Suite à cette humiliation passée inaperçue, les larmes aux yeux (décidément ça devenait un réflexe), je m’étais accroupie deux minutes derrière le comptoir, faisant mine de chercher le fameux classeur beige, encaissons, encaissons, qui de toute façon ne m’aurait été d’aucune utilité. Par chance personne ne m’avait vue, sauf lui qui se tenait à trois mètres à peine, en observateur hostile, dépassant d’une tête l’étagère remplie de peluches censée le couvrir. Il était aussi grand que le Pingouin mais ses épaules semblaient lutter, à l’étroit dans le costume, et un fil transparent courait de son oreillette jusqu’à sa nuque rase. L’élite des services secrets américains me surveillait, avec les mêmes mouvements précis et saccadés pour contrôler tous les angles morts. Jérémie était arrivé depuis quelques jours et n’avait rien de rassurant, il surjouait le militaire de carrière prêt à bondir et à vous plaquer au sol. J’avais demandé à la ronde qui était cette nouvelle sorte de vigile, ce légionnaire, s’il avait déserté pour se réfugier ici sous un nom d’emprunt selon la tradition, je prédisais qu’il n’allait pas tenir parmi la foule surexcitée de Noël, mais personne pour m’aider, Sabrina ne voyait pas du tout de qui on parlait, Jorge m’avait traitée de mythomane à tendance paranoïaque (le nouveau ne s’en était pas pris à moi, qu’on sache), enfin Rosy pensait bien qu’il était bizarre lui aussi, et cette façon de rôder autour des clients, peut-être avait-il tué des gens, tout à fait la tête à ça, elle pariait qu’il était armé mais je préférais ne rien entendre de plus, j’avais clôturé ma caisse trois minutes en avance, ça suffisait pour la journée.

© Fayard 2014

© Photo : Tina Merandon

 

 

Quatrième de couverture > La fable prétend que le travail est un trésor.
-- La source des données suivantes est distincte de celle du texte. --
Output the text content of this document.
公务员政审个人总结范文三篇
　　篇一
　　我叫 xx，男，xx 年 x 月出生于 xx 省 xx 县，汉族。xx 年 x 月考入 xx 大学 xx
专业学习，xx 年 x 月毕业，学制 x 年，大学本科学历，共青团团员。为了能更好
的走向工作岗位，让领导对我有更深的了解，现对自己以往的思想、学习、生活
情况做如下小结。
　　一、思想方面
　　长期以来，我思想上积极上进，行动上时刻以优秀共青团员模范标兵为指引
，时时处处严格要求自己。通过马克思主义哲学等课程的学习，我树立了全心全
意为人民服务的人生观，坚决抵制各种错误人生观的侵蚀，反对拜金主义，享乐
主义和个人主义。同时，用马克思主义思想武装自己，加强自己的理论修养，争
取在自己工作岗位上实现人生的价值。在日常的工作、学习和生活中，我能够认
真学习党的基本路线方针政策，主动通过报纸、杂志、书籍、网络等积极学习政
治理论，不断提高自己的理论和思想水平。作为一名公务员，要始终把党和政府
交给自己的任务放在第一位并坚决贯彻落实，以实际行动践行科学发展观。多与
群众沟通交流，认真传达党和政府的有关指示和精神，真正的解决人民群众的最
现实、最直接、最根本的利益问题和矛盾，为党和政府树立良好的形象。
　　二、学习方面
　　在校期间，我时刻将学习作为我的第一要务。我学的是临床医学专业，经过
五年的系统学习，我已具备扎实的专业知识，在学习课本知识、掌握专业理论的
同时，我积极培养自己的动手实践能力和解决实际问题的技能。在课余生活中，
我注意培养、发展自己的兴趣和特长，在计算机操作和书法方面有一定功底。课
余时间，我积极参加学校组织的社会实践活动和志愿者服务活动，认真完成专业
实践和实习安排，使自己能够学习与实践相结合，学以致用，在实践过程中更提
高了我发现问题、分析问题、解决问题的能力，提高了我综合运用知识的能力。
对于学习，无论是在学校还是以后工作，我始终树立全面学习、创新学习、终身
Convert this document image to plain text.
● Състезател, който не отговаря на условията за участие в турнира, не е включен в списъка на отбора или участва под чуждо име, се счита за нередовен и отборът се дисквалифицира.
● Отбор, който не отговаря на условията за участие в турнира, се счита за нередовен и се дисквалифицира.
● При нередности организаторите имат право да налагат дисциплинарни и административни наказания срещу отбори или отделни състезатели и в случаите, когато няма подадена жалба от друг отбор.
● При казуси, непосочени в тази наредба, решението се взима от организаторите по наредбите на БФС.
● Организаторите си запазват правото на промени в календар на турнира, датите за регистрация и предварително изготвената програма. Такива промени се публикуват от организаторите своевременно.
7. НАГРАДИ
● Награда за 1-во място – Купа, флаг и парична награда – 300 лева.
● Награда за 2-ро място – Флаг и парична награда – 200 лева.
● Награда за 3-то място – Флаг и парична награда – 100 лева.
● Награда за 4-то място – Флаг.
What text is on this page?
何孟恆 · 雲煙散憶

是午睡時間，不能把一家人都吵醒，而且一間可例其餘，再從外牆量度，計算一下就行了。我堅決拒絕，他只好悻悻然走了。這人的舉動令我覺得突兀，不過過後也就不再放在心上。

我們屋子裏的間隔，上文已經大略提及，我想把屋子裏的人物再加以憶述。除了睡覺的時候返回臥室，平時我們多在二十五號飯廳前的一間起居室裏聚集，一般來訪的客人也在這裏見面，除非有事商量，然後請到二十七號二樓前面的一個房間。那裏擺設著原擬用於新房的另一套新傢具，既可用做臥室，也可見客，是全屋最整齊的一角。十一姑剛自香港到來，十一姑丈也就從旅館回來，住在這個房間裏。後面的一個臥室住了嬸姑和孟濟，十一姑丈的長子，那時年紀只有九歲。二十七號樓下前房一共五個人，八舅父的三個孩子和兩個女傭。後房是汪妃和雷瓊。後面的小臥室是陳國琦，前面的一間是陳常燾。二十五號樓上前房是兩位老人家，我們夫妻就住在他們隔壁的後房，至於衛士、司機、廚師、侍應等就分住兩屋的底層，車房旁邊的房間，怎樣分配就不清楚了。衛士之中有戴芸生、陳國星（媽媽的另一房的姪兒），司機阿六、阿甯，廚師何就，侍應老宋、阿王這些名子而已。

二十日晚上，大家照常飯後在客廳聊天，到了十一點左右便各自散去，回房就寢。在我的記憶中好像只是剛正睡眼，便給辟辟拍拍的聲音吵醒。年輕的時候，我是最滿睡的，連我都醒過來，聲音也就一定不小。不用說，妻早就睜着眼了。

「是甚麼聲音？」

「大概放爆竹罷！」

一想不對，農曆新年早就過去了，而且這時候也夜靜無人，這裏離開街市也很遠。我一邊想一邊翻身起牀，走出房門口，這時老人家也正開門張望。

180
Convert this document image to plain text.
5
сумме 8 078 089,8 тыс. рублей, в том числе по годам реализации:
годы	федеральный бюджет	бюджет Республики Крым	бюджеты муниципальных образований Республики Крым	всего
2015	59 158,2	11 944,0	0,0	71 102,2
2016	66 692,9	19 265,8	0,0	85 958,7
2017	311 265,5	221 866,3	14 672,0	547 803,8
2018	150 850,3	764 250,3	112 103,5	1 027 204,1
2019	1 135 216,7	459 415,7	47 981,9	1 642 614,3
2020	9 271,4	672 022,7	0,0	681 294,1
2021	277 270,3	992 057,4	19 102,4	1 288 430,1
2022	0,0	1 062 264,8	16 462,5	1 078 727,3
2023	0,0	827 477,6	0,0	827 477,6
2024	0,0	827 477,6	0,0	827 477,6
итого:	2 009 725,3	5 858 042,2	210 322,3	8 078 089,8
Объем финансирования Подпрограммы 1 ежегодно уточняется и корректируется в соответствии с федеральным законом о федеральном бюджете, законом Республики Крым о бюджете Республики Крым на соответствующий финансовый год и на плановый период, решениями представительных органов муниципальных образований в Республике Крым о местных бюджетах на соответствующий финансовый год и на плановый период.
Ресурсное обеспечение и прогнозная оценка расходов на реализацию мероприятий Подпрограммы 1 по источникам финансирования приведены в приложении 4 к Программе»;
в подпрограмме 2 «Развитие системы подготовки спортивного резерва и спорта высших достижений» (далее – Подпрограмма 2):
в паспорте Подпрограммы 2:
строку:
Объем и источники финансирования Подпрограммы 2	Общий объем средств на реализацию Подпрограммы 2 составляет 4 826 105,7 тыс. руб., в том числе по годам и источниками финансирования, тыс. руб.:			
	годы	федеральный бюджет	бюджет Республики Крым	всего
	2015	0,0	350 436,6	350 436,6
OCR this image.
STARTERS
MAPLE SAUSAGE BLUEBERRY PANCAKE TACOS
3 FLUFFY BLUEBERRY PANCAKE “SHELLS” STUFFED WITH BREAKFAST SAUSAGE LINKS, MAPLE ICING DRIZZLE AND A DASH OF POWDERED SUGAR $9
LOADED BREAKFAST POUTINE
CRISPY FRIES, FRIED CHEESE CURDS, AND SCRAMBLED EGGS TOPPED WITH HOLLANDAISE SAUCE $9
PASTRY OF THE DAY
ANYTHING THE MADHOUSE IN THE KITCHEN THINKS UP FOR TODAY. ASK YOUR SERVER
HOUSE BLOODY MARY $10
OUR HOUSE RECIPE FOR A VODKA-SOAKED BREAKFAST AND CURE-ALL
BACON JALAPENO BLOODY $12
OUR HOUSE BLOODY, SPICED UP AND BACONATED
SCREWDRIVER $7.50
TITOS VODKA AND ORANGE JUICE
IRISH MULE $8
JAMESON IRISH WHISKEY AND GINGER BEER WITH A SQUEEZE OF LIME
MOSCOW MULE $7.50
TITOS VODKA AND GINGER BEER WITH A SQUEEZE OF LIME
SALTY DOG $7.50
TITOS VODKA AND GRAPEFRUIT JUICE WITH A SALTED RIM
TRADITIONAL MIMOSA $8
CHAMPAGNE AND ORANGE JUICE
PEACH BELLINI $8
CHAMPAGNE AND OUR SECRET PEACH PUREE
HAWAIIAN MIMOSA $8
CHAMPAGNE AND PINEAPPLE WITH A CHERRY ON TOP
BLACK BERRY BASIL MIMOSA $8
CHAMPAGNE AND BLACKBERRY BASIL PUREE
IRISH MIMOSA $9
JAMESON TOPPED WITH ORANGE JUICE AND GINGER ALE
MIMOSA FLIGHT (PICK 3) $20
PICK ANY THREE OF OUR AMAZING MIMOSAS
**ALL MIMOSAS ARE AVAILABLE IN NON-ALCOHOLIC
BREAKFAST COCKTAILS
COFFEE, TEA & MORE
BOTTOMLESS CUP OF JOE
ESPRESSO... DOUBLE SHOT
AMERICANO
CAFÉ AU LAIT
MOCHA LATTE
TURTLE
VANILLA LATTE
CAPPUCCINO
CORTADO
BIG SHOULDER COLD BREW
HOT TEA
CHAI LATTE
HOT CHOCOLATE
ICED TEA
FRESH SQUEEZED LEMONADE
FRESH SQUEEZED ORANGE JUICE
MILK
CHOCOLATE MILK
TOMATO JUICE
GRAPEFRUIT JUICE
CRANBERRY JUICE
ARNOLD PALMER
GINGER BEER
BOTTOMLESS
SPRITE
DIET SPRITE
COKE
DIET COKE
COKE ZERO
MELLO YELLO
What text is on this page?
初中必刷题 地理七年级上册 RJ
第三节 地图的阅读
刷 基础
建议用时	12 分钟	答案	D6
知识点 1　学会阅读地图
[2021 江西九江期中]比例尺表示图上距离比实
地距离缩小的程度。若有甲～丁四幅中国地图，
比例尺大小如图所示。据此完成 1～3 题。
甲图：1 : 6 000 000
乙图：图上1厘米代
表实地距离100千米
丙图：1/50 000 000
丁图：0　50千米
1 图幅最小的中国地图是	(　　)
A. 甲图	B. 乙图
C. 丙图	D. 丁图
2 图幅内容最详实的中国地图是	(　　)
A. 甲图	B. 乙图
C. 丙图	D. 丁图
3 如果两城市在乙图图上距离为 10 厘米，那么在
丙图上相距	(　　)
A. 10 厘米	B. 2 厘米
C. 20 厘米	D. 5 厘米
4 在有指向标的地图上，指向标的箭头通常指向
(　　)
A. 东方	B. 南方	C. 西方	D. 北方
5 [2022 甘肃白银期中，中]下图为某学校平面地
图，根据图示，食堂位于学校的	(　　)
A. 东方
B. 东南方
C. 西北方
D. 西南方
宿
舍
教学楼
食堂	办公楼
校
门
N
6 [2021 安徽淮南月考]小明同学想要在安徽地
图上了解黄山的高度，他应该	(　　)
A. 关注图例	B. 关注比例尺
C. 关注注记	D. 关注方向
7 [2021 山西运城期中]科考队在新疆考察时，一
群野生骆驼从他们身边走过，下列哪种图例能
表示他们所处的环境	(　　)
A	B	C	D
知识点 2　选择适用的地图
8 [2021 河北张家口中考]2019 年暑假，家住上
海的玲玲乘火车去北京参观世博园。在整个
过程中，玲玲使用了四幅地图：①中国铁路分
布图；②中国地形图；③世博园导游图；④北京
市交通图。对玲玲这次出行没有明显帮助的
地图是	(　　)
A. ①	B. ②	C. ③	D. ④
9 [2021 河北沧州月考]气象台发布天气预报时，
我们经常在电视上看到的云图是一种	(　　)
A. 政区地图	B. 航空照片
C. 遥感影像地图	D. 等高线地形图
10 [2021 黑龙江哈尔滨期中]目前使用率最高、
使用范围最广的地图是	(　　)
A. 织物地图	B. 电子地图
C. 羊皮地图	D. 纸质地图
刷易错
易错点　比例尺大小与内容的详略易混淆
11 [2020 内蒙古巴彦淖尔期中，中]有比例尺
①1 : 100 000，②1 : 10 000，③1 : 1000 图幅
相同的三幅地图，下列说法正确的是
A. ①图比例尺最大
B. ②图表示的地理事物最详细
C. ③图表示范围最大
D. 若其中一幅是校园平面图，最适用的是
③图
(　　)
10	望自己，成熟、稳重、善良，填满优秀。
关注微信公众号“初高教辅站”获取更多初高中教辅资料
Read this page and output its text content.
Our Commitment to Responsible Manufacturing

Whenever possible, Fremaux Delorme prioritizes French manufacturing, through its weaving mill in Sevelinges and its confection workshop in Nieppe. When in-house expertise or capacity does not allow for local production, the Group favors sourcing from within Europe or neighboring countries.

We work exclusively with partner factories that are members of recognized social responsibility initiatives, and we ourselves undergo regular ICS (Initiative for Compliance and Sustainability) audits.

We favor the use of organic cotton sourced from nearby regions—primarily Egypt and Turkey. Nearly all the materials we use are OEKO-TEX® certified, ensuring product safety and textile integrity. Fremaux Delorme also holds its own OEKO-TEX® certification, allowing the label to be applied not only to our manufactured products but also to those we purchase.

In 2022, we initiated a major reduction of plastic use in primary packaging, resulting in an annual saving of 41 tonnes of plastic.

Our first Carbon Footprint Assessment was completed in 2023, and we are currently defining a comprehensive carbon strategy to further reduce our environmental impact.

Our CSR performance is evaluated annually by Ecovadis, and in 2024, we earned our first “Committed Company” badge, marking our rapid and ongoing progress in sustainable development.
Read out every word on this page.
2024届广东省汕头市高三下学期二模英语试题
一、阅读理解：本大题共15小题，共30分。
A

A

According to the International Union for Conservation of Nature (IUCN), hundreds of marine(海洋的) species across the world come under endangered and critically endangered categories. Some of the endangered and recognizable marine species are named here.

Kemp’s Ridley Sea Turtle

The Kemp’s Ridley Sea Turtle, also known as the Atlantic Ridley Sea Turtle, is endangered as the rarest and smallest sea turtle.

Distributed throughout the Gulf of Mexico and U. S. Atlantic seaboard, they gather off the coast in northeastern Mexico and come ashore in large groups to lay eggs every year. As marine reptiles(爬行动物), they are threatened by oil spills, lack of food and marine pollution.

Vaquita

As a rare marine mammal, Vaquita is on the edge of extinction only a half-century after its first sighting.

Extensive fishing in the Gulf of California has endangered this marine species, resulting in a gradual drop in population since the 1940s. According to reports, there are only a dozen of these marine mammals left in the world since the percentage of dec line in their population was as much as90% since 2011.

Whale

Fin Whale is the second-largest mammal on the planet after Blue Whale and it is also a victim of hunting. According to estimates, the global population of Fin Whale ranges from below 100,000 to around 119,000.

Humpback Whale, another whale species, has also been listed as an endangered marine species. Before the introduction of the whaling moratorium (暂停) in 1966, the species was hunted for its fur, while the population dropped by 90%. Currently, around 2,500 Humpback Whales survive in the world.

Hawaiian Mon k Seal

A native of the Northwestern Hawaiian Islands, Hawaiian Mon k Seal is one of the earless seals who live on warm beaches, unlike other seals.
Mais pour certains, il est seulement alimentaire. Ils sont nombreux, les employés surqualifiés de ce grand magasin de luxe, à enchaîner les contrats d’une semaine. Comme ce démonstrateur de karaoké spécialiste de Baudelaire. Ou cet ancien militaire, embauché comme vigile juste avant Noël pour éviter un attentat au rayon jouets. Caissière depuis peu au niveau - 1 avec un bac + 7, la narratrice ne serait-elle pas en droit d’espérer mieux ? Elle refuse de croire que ses perspectives se résument au fascicule Encaisser sans problème qu’on distribue aux débutants. Un inconnu à la cantine lui a bien promis des jours meilleurs, mais elle ne les voit pas venir. Et si c’était ça, la vraie vie ? Si l’avenir n’avait rien d’autre à lui offrir que cette menue monnaie à ranger méthodiquement dans le tiroir ? S’ils avaient tous passé leur tour ?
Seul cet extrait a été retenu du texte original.